心臓自体にメスをいれないため、患者の体への負担をおさえられる。

細胞シートの効果

細胞シートから、「サイトカイン」と呼ばれるタンパク質が分泌されることで、新たに毛細血管ができたり、弱った細胞自体が元気になり、心臓を拍動させる力がよみがえると考えられている。
患者自身の細胞を利用しているため、拒絶反応などの心配はない。

番組では大阪大学医学部附属病院 心臓血管外科の細胞シートを使った心臓病の治療を紹介していました。
臨床研究の段階なので、今ある治療では治る見込みのない方を対象に行われるとのこと。治療を望む場合は主治医と相談する

歯周病の細胞シートを使った治療法

細胞シートの作り方

親しらずや虫歯など、必要のない歯を1本抜き、その歯の根元にある歯根膜を採取。その中に含まれる歯根膜細胞を、1か月かけて培養しシート状に仕上げる

細胞シートの使い方

歯と歯ぐきを切り離し、歯の根元に潜む歯石まで、きれいに取り除く。歯周病菌が潜む歯石が残っていると、再び歯周病になってしまうため。
その後、歯の大きさに合わせて細胞シートを切り分け、歯の根元を覆うように貼る。貼る場所は、本来歯根膜があったところで、歯ぐきの後退によって歯根膜が失われた部分。
さらに骨補填(ほてん)材を加え、最後に切り分けた歯ぐきを縫って元どおりにもどす。

細胞シートの効果

細胞シートは、歯根膜そのものの役割を発揮しつつ、歯や骨(歯槽骨)そのものを
再生してくれると考えられている

歯周病の細胞シートを使った治療は、効果を確かめる臨床研究の段階なので、参加するためには、決められた条件をクリアする必要ある。治療をのぞむ方は、主治医とご相談する。

臨床研究の参加条件

歯根膜細胞を取るために抜いても問題がない歯(親知らず・虫歯)があること
歯槽骨が溶けていること

番組では東京女子医科大学 歯科口腔外科を紹介(担当:岩田隆紀医師)

変形性膝関節症の細胞シートを使った治療法

細胞シートの作り方

みずからの軟骨を影響のないところから一部採取。

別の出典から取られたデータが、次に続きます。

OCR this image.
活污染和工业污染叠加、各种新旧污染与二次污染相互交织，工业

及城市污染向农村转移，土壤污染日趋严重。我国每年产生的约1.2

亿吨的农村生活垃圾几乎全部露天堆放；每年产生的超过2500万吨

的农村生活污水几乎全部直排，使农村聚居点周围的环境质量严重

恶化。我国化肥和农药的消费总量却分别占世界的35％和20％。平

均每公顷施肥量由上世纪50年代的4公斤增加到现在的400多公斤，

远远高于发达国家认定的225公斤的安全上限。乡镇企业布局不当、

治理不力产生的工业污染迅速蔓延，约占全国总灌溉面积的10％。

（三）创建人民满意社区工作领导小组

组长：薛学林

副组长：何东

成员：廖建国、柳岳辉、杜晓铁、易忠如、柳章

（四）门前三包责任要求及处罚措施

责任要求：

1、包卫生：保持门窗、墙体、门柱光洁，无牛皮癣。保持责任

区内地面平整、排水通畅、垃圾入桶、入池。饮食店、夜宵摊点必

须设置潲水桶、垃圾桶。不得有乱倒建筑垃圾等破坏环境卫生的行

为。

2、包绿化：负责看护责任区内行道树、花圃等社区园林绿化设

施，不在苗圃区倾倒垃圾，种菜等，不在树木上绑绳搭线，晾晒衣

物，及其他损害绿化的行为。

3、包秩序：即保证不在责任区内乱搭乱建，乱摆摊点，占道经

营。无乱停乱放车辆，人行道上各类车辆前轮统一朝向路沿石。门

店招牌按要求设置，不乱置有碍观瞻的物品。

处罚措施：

軟骨細胞を1か月培養し、シート状に仕上げる

細胞シートの貼り方

膝を10センチほど開き、軟骨がすり減ってしまった部分に貼る

細胞シートの効果

細胞シートから、「サイトカイン」と呼ばれるタンパク質が分泌されることで、骨を再生してくれる骨髄細胞が増殖し、骨と軟骨が再生され、細胞シート自体も、軟骨となって残ってくれると考えられている

番組では東海大学医学部付属病院 整形外科を紹介(担当:佐藤正人医師)

がんや糖尿病などへの応用

糖尿病に関しては、マウスを使った実験が行われている。